Le tournant le plus important de La Nuit Excentrique fut négocié en 2015 avec la migration de l’événement organisé par Nanarland de la Cinémathèque Française au Grand Rex. Finies les longues heures d'attente dans le froid pour obtenir le précieux sésame, se concluant parfois dans les larmes et le sang pour cause de jauge de la salle Henri Langlois trop faible pour contenir tous les amateurs de France et de Navarre. La grande salle du Rex permettra d’augmenter le nombre de fidèles, 1730 cette année ainsi que quelques guest stars.
Alors pourquoi ce nouveau baptême en 2016 ? Des questions de droits pardi !, et l’affranchissement complet de la Cinémathèque. Enfin pas totalement complet puisque son chef de la programmation, Jean-François Rauger, l’homme à la cravate d’or, reste le maître de cérémonie.

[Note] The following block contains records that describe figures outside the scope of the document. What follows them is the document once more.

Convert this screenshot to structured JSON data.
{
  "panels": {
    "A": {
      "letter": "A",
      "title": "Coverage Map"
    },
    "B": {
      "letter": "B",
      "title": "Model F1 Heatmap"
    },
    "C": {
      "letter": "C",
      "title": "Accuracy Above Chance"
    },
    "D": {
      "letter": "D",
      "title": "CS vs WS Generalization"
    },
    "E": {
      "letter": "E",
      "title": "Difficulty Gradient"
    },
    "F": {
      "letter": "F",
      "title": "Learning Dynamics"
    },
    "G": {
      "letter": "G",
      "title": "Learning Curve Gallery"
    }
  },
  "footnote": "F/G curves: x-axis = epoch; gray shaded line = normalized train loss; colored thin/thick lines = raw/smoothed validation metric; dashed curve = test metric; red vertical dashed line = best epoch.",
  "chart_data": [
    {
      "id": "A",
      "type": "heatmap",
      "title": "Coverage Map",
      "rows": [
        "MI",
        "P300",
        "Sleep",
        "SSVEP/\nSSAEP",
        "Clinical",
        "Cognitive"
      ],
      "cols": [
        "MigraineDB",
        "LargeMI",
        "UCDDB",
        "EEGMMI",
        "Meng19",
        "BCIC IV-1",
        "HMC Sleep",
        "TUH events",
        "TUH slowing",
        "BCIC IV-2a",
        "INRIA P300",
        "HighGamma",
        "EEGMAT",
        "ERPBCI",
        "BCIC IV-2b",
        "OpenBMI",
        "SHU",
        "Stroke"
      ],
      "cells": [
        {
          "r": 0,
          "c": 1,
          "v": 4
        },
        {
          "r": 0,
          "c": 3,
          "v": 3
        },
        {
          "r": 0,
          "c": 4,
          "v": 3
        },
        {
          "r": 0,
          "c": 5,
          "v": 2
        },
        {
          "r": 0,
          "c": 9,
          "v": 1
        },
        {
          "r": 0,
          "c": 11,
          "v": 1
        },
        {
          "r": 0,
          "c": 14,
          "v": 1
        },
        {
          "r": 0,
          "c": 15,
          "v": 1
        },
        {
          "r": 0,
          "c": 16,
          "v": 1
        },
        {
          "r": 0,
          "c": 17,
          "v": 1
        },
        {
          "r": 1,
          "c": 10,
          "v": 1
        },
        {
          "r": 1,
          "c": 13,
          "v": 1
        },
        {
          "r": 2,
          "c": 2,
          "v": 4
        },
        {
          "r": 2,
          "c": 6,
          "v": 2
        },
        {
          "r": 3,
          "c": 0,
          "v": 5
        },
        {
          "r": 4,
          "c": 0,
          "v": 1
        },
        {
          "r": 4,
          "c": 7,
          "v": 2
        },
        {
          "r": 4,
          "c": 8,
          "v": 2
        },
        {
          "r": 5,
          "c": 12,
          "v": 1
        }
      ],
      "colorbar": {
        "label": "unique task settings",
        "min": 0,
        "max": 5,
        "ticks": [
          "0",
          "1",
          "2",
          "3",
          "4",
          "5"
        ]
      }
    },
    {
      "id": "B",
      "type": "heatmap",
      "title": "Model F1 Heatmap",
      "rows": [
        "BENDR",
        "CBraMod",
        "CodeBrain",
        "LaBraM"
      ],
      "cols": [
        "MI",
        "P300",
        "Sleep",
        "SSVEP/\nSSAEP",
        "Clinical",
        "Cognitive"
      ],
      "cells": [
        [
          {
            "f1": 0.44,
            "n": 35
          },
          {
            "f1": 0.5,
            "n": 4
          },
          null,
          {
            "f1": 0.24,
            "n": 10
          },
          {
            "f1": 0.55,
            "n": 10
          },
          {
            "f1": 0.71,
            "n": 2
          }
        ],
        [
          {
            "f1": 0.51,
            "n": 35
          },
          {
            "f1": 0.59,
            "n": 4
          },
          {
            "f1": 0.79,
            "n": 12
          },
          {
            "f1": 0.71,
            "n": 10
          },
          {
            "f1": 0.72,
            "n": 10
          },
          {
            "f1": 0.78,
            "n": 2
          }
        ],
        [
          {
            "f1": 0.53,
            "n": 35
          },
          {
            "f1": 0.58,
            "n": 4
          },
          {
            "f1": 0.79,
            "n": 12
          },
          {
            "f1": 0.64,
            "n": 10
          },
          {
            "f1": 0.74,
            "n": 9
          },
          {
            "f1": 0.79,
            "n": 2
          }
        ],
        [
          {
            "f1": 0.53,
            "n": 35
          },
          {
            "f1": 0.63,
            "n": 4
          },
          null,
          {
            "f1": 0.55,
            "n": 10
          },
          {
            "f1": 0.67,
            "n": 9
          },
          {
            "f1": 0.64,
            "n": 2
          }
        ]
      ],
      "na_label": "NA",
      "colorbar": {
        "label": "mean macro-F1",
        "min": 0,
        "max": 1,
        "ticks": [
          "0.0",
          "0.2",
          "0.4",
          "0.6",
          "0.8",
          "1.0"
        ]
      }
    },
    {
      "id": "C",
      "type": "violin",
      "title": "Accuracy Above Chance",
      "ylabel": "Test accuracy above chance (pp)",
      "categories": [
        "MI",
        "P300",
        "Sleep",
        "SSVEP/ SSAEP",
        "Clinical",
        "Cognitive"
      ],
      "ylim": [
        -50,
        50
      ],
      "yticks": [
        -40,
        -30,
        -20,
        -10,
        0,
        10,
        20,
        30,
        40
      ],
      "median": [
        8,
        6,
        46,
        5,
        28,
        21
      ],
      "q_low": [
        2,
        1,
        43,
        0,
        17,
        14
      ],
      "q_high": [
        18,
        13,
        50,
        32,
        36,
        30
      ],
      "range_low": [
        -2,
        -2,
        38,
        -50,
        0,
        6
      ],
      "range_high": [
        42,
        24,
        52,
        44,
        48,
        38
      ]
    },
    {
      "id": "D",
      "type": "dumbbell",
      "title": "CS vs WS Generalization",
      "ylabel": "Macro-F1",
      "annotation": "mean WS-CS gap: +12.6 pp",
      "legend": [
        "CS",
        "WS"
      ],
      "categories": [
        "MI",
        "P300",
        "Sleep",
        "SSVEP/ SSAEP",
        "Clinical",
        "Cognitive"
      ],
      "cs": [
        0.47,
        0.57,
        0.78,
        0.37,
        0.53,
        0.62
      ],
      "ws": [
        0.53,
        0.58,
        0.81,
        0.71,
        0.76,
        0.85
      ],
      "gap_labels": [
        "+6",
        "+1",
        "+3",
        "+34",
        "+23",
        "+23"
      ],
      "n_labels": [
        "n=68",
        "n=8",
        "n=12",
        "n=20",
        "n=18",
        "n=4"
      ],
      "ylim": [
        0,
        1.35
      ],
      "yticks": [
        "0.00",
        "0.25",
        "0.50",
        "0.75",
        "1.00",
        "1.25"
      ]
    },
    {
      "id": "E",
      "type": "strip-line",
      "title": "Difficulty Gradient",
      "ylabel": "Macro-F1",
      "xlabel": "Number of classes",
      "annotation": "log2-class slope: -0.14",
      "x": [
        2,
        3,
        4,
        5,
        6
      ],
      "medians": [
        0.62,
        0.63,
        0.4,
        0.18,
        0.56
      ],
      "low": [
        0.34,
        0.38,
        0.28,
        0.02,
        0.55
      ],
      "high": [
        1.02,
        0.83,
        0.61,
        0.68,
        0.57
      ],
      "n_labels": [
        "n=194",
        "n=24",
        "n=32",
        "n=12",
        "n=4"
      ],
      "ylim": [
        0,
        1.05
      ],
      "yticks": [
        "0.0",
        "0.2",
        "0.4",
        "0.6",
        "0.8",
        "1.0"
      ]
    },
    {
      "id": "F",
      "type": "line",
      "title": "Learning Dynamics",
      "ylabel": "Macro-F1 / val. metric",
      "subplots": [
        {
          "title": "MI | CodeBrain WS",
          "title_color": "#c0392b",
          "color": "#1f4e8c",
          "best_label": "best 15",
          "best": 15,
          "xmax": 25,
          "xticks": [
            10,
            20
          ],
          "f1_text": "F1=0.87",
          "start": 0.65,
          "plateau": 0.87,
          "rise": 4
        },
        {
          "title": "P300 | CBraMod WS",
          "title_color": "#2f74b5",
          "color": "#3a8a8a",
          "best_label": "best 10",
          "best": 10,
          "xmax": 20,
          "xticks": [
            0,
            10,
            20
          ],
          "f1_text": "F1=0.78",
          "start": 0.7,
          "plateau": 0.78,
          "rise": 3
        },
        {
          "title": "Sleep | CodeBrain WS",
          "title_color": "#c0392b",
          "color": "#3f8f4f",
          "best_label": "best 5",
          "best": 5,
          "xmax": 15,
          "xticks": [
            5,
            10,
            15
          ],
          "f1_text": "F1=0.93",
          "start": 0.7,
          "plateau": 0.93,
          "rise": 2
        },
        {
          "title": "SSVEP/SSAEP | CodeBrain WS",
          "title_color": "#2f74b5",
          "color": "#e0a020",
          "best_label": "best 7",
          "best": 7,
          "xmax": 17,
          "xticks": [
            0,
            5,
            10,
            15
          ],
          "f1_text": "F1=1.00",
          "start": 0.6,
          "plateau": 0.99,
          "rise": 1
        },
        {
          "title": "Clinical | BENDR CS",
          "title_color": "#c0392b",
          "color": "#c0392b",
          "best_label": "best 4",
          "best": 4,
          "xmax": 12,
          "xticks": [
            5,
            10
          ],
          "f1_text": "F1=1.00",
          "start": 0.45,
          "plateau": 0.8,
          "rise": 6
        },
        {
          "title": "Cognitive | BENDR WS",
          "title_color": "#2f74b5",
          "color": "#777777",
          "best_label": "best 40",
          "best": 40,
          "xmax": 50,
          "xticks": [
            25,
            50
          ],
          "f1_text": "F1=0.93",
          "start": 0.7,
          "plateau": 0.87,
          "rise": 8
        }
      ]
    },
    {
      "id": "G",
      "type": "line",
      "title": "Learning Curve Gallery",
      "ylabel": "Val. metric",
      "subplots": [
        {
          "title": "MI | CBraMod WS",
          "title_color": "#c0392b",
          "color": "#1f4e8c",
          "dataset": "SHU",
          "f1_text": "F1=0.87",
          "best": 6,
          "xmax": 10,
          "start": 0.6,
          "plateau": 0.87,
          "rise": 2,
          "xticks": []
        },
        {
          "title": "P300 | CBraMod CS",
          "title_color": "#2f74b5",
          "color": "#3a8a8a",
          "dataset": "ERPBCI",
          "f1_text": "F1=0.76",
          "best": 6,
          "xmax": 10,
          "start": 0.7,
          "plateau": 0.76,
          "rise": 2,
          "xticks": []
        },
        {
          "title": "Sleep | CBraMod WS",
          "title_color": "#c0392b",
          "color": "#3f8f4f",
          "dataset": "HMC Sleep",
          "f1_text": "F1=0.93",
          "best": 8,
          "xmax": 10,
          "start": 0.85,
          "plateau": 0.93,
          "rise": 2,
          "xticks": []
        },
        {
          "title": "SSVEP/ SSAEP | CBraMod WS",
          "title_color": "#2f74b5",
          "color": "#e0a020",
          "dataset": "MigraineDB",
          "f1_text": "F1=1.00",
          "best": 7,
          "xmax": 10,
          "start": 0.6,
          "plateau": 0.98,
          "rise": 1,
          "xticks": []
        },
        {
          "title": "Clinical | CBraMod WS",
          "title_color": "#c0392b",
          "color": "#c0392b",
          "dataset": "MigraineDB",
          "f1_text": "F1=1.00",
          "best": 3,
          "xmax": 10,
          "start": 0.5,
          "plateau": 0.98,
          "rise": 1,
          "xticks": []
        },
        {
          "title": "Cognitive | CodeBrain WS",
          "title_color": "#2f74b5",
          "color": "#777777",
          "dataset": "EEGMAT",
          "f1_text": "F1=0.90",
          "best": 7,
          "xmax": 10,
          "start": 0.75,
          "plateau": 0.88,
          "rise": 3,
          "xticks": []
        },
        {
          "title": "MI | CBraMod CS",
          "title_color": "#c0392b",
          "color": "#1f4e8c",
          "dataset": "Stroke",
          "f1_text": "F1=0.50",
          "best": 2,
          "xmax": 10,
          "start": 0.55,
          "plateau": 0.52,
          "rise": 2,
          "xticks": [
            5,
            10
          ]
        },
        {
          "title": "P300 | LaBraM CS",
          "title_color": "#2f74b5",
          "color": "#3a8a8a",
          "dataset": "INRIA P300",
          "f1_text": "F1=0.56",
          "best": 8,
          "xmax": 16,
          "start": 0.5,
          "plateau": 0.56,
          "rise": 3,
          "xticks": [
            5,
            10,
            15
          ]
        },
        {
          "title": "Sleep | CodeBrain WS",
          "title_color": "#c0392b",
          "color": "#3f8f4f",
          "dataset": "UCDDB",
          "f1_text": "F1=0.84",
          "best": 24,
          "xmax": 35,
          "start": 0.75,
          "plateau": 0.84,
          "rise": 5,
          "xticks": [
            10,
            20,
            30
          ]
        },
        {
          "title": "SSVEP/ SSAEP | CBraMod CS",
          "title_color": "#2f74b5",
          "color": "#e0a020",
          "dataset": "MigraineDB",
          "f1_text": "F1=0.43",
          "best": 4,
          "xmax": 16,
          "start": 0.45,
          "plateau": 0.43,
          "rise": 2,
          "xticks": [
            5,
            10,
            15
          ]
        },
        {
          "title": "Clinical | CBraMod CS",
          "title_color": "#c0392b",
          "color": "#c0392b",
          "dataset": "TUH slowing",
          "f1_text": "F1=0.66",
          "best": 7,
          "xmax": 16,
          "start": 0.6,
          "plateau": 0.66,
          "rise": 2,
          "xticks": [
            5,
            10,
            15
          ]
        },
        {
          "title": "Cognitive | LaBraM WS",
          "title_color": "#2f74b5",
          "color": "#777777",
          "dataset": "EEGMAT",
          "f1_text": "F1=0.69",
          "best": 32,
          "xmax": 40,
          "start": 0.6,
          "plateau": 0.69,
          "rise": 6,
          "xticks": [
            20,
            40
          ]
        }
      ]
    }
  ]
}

Et nos joyeux collègues de Nanarland de poursuivre leur destinée : après l’émission Escale à Nanarland sur Allociné, leur aventure dans l'édition DVD et la sortie d’un ouvrage, voici venir Nanaroscope, une web-série documentaire soutenue par Arte Creative qui fera son entrée sur le World Wide Web le 12 octobre prochain. Les participants de la soirée eurent d’ailleurs la primeur du premier volet consacré à l’inusable Samourai Cop, deuxième film de cette nuit. A part ça, La nuit Nanarland, c’est toujours une poignée de passionnés qui passent l'année à rechercher les copies perdues de films tournés en leur temps avec le plus grand des sérieux pour un résultat pitoyable mais qui gagnèrent un potentiel comique du tonnerre. Mais aussi des bandes-annonces nanardes, des extraits de films (cuts excentriques) et des jeux avec distribution d'improbables cadeaux (qui désire l’affiche de Mon Curé Chez Les Nudistes ?).Â
Premier opus de la nuit, Karaté Contre Mafia est un beau cadeau offert par les homologues espagnols du site Nanarland dans une copie numérique tirée de l’unique copie 35 mm du bestiau disponible en ce bas monde. Nous y suivons les mésaventures de Lai Chao, jeune marin poseur impliqué dans une rixe avec des trafiquants. Fouillé par la police locale qui découvre des diamants dans son paquetage, le jeune Espagnol Hongkongais part dans une quête afin de s’innocenter sur les conseils de son grand maître en arts martiaux, un sosie pseudo-asiatique de Salvador Dali. Le drame familial s’en mêle puisque le fiston du maître, qui est aussi le papa de la femme dont Lai Chao est amoureux, est de mèche avec les trafiquants. Pendant ce temps, des flics aux compétences limitées prennent notre héros en filature pour coincer les méchants.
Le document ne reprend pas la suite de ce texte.